Sigyn parecía escandalizada por la impactante información.
–¿Vas a transferir tu alma al cuerpo de un animal?
–Sólo de forma temporal –levantó un dedo para destacar el matiz–, mientras curan mi auténtico cuerpo de cualquiera que sea la herida que reciba. Después, mi espíritu regresará a mi cuerpo y habré sobrevivido a mi destino. La profecía se habrá cumplido, pues técnicamente yo habré estado muerto durante un tiempo, pero con la diferencia de que después volveré a levantarme para reclamar lo que es mío –terminó con desafiante orgullo, algo que su esposa no pareció compartir.

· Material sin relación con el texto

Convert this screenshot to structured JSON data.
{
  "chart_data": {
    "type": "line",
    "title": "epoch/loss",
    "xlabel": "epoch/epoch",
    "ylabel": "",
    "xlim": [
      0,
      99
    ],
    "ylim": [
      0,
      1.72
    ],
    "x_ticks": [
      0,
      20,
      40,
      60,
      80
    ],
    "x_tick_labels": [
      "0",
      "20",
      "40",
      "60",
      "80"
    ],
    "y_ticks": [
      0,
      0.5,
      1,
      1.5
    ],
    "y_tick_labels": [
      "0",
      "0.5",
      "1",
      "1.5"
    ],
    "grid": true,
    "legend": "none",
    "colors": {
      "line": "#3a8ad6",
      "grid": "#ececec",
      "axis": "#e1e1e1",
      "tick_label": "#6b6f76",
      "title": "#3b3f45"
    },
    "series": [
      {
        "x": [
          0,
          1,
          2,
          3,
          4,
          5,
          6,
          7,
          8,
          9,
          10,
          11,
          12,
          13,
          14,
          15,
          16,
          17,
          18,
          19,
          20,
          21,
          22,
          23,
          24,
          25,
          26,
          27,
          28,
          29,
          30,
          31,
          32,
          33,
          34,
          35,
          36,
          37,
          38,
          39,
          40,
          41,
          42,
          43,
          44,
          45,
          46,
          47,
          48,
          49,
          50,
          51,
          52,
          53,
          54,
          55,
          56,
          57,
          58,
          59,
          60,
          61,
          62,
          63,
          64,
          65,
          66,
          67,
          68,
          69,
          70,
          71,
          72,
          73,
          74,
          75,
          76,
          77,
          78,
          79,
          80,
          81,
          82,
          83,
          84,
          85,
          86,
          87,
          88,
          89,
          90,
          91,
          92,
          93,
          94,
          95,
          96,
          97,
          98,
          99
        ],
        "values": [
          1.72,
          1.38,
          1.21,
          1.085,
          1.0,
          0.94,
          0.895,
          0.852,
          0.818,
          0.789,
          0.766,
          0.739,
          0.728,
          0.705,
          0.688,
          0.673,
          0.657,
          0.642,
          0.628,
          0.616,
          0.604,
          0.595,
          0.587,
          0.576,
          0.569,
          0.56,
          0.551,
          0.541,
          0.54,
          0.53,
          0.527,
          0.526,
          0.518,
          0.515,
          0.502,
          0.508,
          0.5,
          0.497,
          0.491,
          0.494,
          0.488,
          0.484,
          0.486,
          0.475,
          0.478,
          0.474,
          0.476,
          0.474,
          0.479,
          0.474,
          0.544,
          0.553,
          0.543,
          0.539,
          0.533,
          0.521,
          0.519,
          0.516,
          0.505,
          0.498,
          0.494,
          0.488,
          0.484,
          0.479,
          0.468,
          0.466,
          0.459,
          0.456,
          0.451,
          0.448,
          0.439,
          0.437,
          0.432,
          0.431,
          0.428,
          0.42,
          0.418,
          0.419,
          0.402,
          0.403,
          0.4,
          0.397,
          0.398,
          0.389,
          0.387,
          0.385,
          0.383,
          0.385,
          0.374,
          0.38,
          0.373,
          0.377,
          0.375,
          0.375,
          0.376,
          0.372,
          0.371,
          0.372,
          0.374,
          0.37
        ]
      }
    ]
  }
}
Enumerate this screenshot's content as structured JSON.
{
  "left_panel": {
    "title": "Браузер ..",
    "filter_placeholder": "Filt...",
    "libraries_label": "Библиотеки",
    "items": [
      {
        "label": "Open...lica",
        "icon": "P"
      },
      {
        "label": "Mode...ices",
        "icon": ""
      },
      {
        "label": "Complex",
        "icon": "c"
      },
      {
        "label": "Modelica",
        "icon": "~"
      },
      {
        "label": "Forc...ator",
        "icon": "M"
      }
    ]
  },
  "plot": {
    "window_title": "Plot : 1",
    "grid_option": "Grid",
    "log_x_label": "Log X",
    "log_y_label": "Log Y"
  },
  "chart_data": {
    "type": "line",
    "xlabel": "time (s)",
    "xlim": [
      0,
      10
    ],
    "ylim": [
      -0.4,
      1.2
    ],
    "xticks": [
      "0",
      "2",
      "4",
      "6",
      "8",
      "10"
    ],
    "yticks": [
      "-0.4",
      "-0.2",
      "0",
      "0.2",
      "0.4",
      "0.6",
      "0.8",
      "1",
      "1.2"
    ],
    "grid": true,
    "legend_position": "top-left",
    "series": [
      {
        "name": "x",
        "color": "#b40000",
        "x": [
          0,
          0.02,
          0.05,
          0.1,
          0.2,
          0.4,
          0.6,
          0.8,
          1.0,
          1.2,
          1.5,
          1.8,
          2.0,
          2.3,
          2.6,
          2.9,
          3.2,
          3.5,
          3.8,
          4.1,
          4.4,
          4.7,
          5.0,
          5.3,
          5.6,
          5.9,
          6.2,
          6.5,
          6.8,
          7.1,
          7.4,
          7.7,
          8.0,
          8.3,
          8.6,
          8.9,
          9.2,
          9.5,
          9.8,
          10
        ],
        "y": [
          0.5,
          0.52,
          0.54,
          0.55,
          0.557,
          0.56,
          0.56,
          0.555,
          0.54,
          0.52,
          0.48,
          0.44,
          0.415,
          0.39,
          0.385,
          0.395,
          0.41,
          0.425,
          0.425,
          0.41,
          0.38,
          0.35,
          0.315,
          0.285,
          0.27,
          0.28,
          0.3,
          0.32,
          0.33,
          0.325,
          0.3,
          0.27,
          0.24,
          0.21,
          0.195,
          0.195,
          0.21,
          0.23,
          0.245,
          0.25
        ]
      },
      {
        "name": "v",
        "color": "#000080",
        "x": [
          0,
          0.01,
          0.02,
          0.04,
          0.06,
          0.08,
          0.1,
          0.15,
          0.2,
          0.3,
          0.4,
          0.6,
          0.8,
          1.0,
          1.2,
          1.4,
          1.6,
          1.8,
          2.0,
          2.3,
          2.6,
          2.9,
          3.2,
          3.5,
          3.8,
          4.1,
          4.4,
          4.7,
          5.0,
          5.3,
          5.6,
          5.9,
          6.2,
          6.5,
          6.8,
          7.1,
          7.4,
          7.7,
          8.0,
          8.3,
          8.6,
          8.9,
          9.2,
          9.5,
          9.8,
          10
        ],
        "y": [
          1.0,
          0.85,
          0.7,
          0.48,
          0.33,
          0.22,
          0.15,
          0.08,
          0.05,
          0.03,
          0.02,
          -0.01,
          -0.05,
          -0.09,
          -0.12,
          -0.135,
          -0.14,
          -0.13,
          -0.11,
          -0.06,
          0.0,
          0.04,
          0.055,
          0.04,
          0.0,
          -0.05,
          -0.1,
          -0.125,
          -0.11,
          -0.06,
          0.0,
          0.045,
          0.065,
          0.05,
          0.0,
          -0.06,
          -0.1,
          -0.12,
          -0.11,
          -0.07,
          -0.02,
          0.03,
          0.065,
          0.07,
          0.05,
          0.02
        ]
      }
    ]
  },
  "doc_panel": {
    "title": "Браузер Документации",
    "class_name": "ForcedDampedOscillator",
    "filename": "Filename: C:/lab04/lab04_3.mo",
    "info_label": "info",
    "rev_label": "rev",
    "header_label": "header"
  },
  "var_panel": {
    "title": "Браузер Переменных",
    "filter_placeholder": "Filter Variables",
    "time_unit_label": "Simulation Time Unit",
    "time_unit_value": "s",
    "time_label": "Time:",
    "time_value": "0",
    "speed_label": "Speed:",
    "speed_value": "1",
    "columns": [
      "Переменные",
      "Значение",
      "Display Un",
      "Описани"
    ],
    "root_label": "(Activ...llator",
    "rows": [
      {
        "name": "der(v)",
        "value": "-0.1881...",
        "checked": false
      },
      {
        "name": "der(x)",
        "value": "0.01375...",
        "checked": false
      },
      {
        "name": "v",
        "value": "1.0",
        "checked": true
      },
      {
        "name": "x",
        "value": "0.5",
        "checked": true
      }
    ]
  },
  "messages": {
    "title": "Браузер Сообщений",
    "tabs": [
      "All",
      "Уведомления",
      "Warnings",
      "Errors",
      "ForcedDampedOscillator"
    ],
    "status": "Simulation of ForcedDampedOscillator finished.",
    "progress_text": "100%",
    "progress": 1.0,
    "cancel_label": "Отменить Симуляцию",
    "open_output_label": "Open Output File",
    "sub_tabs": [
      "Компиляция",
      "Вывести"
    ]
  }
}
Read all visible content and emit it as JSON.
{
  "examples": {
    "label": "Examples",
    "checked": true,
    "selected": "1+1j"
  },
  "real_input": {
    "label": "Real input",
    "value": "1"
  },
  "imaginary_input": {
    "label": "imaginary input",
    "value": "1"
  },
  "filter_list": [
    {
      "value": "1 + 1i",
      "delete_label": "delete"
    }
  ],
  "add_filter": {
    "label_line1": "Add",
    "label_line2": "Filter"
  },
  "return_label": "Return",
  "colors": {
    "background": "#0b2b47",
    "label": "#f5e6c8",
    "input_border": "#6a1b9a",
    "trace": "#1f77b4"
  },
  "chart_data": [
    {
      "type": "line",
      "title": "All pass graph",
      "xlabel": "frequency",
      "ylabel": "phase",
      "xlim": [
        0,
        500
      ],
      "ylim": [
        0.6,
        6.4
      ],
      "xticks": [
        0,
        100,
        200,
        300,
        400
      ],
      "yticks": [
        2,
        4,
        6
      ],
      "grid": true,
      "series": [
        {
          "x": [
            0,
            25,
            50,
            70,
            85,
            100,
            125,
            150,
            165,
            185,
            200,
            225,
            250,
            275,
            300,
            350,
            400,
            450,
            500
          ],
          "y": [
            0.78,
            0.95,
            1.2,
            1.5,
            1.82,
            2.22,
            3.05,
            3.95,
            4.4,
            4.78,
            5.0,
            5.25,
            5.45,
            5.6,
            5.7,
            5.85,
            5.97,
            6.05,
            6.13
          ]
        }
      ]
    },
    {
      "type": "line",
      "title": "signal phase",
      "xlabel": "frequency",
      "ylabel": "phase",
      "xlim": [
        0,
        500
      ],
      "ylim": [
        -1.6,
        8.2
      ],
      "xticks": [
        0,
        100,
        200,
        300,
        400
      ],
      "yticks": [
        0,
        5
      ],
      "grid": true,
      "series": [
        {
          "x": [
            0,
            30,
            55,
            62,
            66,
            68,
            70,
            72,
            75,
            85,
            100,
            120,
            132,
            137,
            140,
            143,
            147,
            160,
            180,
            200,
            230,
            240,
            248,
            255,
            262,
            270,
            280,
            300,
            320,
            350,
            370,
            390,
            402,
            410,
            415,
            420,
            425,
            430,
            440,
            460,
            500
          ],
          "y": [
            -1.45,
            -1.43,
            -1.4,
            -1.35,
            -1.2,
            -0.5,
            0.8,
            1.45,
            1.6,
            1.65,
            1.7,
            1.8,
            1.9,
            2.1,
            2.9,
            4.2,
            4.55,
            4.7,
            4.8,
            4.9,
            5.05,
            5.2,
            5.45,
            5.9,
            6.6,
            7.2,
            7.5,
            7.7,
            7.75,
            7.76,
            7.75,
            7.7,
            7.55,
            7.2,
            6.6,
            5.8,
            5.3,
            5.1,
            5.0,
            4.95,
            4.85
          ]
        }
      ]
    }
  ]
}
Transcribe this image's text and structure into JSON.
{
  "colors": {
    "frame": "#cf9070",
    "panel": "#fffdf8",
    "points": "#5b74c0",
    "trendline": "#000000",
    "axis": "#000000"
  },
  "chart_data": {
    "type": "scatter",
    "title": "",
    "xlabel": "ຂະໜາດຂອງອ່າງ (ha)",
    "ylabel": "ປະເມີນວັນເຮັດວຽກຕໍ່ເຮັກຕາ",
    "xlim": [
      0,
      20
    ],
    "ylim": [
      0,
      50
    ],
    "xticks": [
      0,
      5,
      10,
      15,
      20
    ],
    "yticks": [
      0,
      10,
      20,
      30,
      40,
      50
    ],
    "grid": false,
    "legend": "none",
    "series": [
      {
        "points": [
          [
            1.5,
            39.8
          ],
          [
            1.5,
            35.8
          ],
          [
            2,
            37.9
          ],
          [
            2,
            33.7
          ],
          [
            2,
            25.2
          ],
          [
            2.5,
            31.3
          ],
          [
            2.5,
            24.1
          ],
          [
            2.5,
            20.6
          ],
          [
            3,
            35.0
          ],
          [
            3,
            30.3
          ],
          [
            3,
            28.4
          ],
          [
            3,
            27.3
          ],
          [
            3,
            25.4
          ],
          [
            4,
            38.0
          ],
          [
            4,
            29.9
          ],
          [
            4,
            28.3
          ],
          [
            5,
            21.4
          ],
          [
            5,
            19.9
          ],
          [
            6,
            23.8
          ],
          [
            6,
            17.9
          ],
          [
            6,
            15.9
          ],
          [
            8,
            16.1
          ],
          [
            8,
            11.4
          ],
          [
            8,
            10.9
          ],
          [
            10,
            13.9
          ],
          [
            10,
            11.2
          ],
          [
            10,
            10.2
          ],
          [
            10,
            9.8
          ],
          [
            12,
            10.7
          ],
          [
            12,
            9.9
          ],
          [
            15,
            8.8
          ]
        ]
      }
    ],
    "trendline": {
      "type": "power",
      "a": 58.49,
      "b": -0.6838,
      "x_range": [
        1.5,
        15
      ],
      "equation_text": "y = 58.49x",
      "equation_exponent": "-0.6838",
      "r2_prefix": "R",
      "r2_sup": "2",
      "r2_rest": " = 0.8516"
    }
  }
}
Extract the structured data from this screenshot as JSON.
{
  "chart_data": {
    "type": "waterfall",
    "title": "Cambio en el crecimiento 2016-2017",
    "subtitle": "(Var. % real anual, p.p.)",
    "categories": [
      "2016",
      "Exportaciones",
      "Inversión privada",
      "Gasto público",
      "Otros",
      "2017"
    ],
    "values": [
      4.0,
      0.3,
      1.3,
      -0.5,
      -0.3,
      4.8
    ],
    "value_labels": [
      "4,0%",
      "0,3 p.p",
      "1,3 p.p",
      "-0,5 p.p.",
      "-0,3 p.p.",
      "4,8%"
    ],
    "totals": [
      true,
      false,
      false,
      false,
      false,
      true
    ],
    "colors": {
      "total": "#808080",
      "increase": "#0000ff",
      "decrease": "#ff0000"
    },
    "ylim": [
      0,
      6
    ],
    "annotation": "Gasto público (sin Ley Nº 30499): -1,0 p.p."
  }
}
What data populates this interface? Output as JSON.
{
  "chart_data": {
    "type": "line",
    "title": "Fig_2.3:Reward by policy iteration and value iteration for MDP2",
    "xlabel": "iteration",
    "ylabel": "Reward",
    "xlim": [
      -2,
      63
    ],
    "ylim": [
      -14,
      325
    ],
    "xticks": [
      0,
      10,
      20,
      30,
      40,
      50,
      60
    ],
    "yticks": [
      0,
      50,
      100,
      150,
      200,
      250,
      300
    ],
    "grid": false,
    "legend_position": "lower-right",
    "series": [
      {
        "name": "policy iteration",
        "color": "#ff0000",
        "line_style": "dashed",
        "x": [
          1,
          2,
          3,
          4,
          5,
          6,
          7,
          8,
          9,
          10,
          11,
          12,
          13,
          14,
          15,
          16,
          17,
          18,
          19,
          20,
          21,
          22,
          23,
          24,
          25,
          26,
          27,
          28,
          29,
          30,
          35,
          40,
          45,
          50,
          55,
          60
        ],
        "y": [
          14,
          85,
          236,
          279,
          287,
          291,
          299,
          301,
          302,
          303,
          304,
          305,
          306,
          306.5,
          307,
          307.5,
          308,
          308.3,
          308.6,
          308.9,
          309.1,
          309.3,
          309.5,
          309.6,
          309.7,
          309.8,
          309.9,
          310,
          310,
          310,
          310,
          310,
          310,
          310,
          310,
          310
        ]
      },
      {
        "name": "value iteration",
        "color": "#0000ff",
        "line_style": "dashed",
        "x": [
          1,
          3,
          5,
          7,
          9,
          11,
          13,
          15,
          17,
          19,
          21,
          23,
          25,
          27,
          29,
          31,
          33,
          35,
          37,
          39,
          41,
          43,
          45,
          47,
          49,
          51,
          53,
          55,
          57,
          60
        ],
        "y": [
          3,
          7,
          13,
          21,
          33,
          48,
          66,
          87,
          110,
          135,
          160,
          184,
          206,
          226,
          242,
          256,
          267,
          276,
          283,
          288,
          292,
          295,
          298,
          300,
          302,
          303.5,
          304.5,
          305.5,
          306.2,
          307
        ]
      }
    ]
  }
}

–¿Lo que es tuyo? –repitió mortificada, como si dijera "¿Todavía estás con eso?".
–Pues sí, lo que es mío –declaró tajante–. Por lo que sé, de los que estamos condenados por la profecía de la Vidente: Thor, Heimdall, Odín… sólo yo tengo un plan infalible de supervivencia, de modo que cuando todos los demás estén muertos, ¿quién crees que quedará para regir Asgard? –preguntó, como si la respuesta fuera tan obvia que sólo un estúpido pudiera dudar de ella. Sigyn asintió, aunque sin mucho entusiasmo al parecer.
Sin embargo, él no dejó que eso lo desanimara. Como siempre, estaba ansioso de aprobación, de admiración, de alabanzas.
–De modo que, ¿qué opinas de mi plan del Sjælevandring? –inquirió expectante, pero ella continuó cavilosa.
–Es retorcido y jactanciosamente temerario… –hizo una pausa, para añadir–, lo cual concuerda con tu carácter, ahora que lo pienso. ¿Pero qué pasaría si algo fallase? –Él se hizo el desentendido, reticente a contestar, mas ella insistió– Loki, ¿qué pasaría?
–Lo más seguro es que Hela se apoderase de mi alma y la agregase a su ya ingente colección –intentó bromear para hacer más ligero el momento–, o… en el peor de los casos, ésta se perdería para siempre, vagando en una dimensión que no es ni de este mundo ni del siguiente. Pero eso no va a ocurrir –agregó rápidamente al ver que la lividez se apoderaba del rostro de su esposa–. Si todo sigue su curso según lo previsto, no tiene por qué haber ningún fallo. Funcionará, te lo prometo –Pero estaba claro que ella concedía a sus promesas un valor relativo, por decirlo de forma suave.
–Entonces, si se respetan todos los pasos, ¿ese hechizo funciona siempre?
–Desde luego –aseguró él, pero la excesiva seguridad en su voz le granjeó una mirada escéptica por parte de ella–. Bueno, la mayor parte de las veces suele hacerlo.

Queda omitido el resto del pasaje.